A team from Penn State said they've managed to identify the electrical activity associated with auras, isolated it, and have found ways to stop it in animal experiments.
"Seizures and migraines are two very different states of the brain," said Steven J. Schiff, Brush Chair Professor of Engineering in the Departments of Neurosurgery, Engineering Science and Mechanics, and Physics, Penn State. "We found that the spreading depolarization, also called spreading depression, seen in migraines is a fundamental biophysical phenomenon and you can stop it with electrical current. Strangely, it is the opposite direction of electrical current used to turn off seizures."
Schiff serves as the university's Center for Neural Engineering, and he said he and his team haven't cured migraines. However, he said the discovery gets them several steps closer to solving a problem affecting millions each year. Roughly 10 percent of men and 22 percent of women in the United States suffer from migraines, according to the US Center for Disease Control.
The team used computational models to understand the spreading depolarization in rat subjects.
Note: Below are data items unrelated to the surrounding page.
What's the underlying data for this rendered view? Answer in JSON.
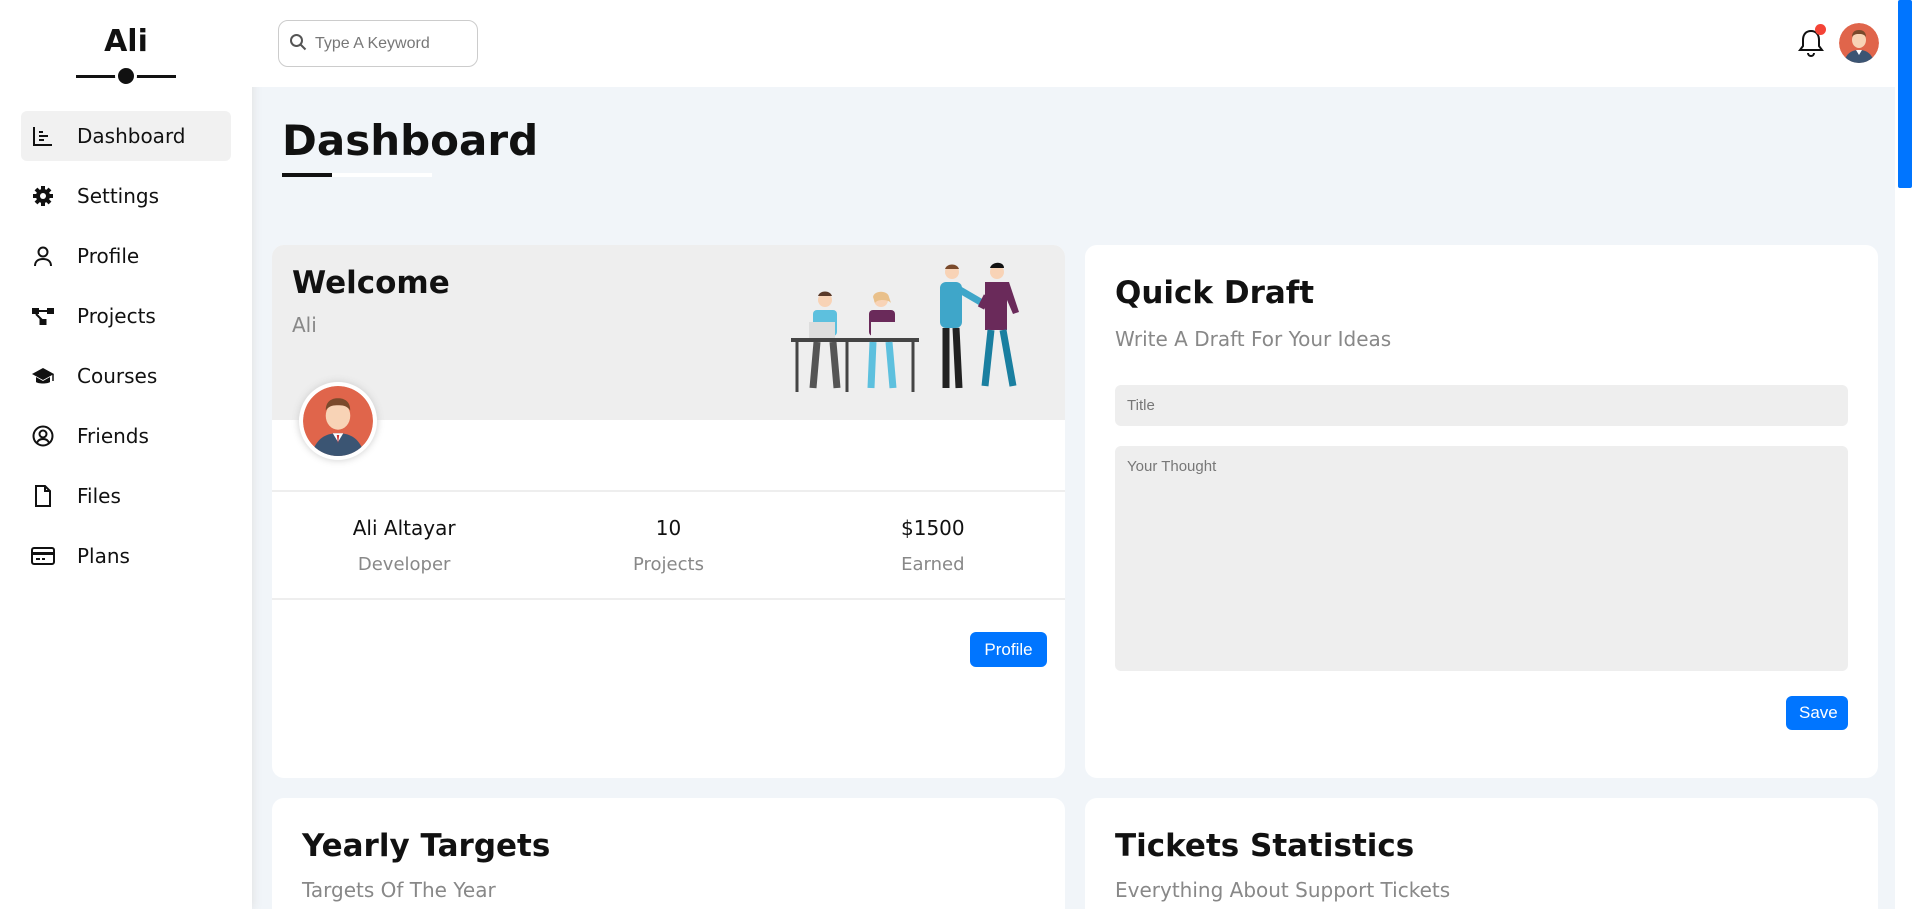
{
  "sidebar": {
    "brand": "Ali",
    "items": [
      {
        "label": "Dashboard",
        "icon": "chart-icon"
      },
      {
        "label": "Settings",
        "icon": "gear-icon"
      },
      {
        "label": "Profile",
        "icon": "user-icon"
      },
      {
        "label": "Projects",
        "icon": "diagram-icon"
      },
      {
        "label": "Courses",
        "icon": "graduation-cap-icon"
      },
      {
        "label": "Friends",
        "icon": "user-circle-icon"
      },
      {
        "label": "Files",
        "icon": "file-icon"
      },
      {
        "label": "Plans",
        "icon": "credit-card-icon"
      }
    ],
    "active": "Dashboard"
  },
  "header": {
    "search_placeholder": "Type A Keyword",
    "notification_icon": "bell-icon"
  },
  "page": {
    "title": "Dashboard"
  },
  "welcome": {
    "title": "Welcome",
    "name": "Ali",
    "stats": [
      {
        "value": "Ali Altayar",
        "label": "Developer"
      },
      {
        "value": "10",
        "label": "Projects"
      },
      {
        "value": "$1500",
        "label": "Earned"
      }
    ],
    "button": "Profile"
  },
  "draft": {
    "title": "Quick Draft",
    "subtitle": "Write A Draft For Your Ideas",
    "title_placeholder": "Title",
    "thought_placeholder": "Your Thought",
    "button": "Save"
  },
  "yearly": {
    "title": "Yearly Targets",
    "subtitle": "Targets Of The Year"
  },
  "tickets": {
    "title": "Tickets Statistics",
    "subtitle": "Everything About Support Tickets"
  },
  "colors": {
    "accent": "#0075ff",
    "background": "#f1f5f9",
    "notification": "#f44336"
  }
}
Their research was recently reported in an issue of Scientific Reports.
"The electrical activity in the brain causing the aura is like a rolling blackout," said Andrew J. Whalen, postdoctoral scholar, Center for Neural Engineering, Penn State. "It's not just a single cell, but a chain reaction that moves across the brain causing swelling, and it takes people a while to recover."
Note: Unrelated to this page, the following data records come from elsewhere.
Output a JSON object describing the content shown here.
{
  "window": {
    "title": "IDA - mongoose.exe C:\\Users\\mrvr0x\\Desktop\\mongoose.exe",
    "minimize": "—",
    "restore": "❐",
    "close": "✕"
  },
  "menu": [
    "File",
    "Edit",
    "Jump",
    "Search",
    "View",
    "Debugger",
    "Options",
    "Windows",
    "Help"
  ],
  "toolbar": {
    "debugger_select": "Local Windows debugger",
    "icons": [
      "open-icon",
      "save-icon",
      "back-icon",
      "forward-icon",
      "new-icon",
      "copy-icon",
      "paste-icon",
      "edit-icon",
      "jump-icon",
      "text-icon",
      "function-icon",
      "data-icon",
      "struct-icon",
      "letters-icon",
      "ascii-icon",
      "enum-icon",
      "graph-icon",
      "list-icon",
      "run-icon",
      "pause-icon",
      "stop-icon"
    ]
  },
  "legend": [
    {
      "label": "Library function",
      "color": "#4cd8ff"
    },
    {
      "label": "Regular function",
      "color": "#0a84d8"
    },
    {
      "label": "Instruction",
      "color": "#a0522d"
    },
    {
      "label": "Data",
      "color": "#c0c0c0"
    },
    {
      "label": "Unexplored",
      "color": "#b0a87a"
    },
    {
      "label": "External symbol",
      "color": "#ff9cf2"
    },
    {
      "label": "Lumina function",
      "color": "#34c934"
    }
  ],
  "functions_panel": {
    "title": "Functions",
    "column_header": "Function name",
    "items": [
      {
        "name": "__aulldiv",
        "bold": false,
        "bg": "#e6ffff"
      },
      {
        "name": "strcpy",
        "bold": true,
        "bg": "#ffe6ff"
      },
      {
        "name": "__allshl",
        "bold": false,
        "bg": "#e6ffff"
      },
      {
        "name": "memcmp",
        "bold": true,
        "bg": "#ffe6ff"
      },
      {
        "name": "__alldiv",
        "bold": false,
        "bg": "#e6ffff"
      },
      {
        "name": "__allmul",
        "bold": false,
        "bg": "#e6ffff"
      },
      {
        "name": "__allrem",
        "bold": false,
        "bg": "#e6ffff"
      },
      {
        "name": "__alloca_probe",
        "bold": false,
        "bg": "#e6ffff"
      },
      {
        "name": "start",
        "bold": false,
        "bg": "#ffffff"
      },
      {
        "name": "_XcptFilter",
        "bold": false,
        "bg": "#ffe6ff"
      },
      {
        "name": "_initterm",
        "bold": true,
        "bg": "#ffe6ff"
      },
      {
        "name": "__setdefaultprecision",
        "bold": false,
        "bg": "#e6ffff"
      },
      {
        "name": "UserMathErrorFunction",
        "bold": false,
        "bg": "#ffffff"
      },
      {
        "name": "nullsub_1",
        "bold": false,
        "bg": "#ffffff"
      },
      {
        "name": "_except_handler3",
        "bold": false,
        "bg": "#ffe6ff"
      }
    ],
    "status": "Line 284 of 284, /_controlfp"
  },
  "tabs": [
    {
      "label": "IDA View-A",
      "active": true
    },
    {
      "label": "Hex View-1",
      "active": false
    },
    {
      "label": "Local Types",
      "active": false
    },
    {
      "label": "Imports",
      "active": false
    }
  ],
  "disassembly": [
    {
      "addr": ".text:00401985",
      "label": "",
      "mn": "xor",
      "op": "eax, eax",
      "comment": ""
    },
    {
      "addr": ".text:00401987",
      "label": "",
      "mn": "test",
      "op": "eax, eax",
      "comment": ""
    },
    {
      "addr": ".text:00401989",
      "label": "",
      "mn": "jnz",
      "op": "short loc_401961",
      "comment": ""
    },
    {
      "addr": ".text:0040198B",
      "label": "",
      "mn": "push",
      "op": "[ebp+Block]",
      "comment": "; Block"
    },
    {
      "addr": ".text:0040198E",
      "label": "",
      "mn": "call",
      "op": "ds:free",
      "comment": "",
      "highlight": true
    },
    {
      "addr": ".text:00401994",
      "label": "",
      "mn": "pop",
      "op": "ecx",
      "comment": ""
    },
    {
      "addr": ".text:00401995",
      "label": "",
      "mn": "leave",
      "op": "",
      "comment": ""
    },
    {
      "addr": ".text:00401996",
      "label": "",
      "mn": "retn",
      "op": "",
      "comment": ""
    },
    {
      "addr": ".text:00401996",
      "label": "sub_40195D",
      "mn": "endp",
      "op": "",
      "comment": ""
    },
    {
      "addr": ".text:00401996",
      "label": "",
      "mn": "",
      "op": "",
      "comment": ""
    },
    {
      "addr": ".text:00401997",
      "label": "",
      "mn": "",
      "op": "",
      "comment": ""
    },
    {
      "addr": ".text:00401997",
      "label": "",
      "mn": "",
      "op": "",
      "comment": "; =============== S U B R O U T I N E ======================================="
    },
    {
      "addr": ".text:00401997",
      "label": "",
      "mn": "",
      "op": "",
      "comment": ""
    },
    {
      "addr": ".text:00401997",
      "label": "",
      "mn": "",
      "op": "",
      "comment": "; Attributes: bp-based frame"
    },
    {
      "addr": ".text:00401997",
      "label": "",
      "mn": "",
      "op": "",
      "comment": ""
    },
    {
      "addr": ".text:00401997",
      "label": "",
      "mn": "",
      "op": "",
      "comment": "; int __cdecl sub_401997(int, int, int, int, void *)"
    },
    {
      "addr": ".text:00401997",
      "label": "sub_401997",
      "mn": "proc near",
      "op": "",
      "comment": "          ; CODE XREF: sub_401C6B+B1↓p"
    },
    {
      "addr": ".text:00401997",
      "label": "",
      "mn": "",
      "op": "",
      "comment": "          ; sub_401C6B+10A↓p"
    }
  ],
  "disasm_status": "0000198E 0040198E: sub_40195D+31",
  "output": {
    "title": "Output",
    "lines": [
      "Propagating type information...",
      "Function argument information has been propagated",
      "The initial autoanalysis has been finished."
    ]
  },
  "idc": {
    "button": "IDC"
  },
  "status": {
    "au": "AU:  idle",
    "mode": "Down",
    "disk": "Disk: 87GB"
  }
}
The Penn State team already knew that salt concentrations in the brain can alter the brain's electrical functions thanks to previous research. By altering the potassium concentrations in the brain, the team could affect the rate of depolarization.
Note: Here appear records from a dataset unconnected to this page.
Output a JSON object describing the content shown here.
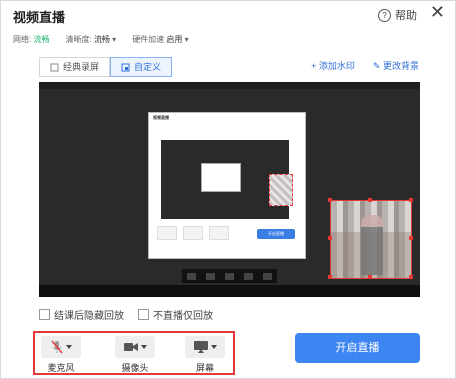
{
  "window": {
    "title": "视频直播",
    "help_label": "帮助",
    "close_symbol": "✕"
  },
  "status": {
    "network_label": "网络:",
    "network_value": "流畅",
    "resolution_label": "清晰度:",
    "resolution_value": "流畅",
    "hw_label": "硬件加速",
    "hw_value": "启用"
  },
  "tabs": [
    {
      "label": "经典录屏",
      "active": false
    },
    {
      "label": "自定义",
      "active": true
    }
  ],
  "actions": {
    "add_watermark": "+ 添加水印",
    "change_bg": "更改背景"
  },
  "preview": {
    "mini_title": "视频直播",
    "mini_start_label": "开启直播"
  },
  "checkboxes": [
    {
      "label": "结课后隐藏回放",
      "checked": false
    },
    {
      "label": "不直播仅回放",
      "checked": false
    }
  ],
  "devices": [
    {
      "label": "麦克风",
      "icon": "mic-off-icon"
    },
    {
      "label": "摄像头",
      "icon": "camera-icon"
    },
    {
      "label": "屏幕",
      "icon": "screen-icon"
    }
  ],
  "start_button": "开启直播",
  "colors": {
    "accent": "#3d86f2",
    "highlight": "#e53935",
    "good": "#1fb36b"
  }
}
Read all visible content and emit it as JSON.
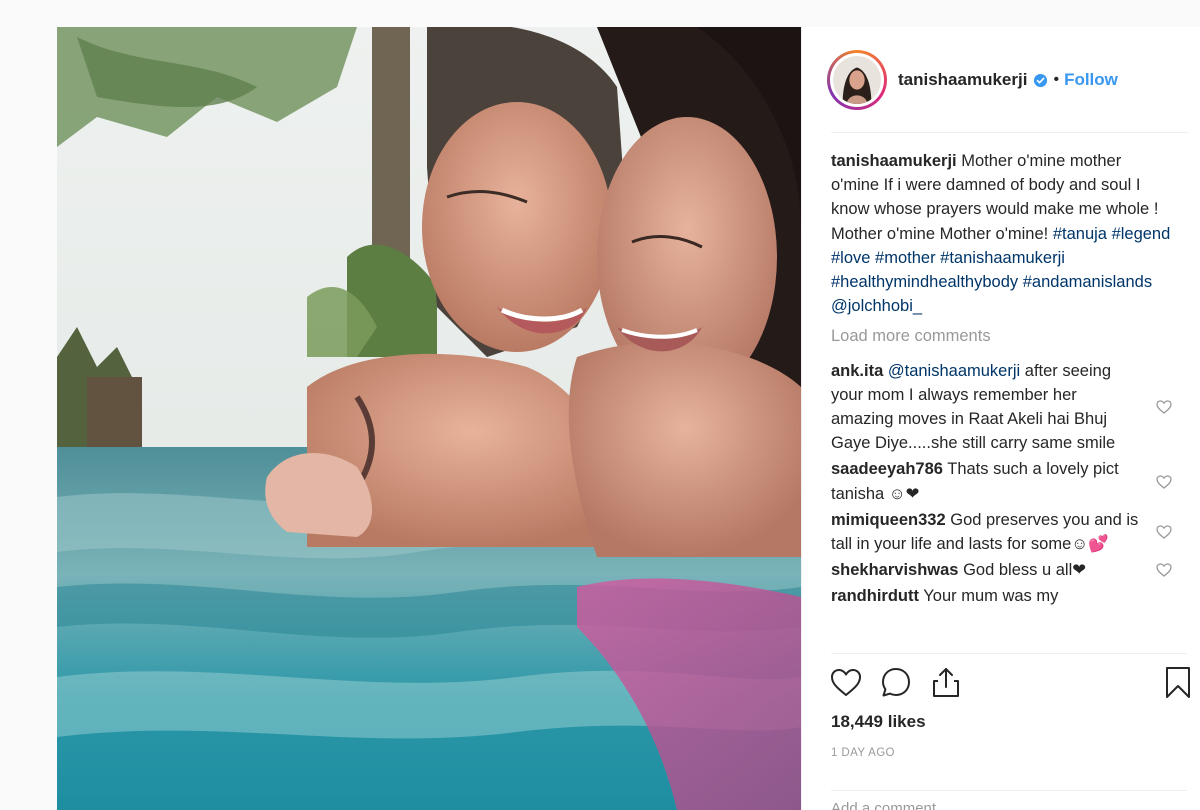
{
  "header": {
    "username": "tanishaamukerji",
    "separator": "•",
    "follow_label": "Follow"
  },
  "caption": {
    "username": "tanishaamukerji",
    "text": "Mother o'mine mother o'mine If i were damned of body and soul I know whose prayers would make me whole ! Mother o'mine Mother o'mine!",
    "tags": [
      "#tanuja",
      "#legend",
      "#love",
      "#mother",
      "#tanishaamukerji",
      "#healthymindhealthybody",
      "#andamanislands",
      "@jolchhobi_"
    ]
  },
  "load_more_label": "Load more comments",
  "comments": [
    {
      "username": "ank.ita",
      "mention": "@tanishaamukerji",
      "text": "after seeing your mom I always remember her amazing moves in Raat Akeli hai Bhuj Gaye Diye.....she still carry same smile"
    },
    {
      "username": "saadeeyah786",
      "text": "Thats such a lovely pict tanisha ☺❤"
    },
    {
      "username": "mimiqueen332",
      "text": "God preserves you and is tall in your life and lasts for some☺💕"
    },
    {
      "username": "shekharvishwas",
      "text": "God bless u all❤"
    },
    {
      "username": "randhirdutt",
      "text": "Your mum was my"
    }
  ],
  "actions": {
    "like_icon": "heart-icon",
    "comment_icon": "comment-icon",
    "share_icon": "share-icon",
    "save_icon": "bookmark-icon"
  },
  "likes_label": "18,449 likes",
  "time_ago": "1 DAY AGO",
  "add_comment_placeholder": "Add a comment...",
  "colors": {
    "link": "#3897f0",
    "hashtag": "#003569",
    "muted": "#999999",
    "text": "#262626"
  }
}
"We thought that if we stopped the initial phase, the aura, we would stop the rest," said Schiff. "We finally figured out that the charge necessary to stop the spreading depression was opposite to what we assumed. Once we chose the opposite charge, the progression of the phenomena stopped. This all made sense in the end, since seizures and migraines start at opposite ends of the brain cells."
The team could use a positive charge in order to stop the spreading and end the episode in the rat brain.
"We came up with a biophysical understanding and it applies to the fundamental physiology of the aura, and we can make it worse with one current and we can make it better with the opposite current," said Schiff.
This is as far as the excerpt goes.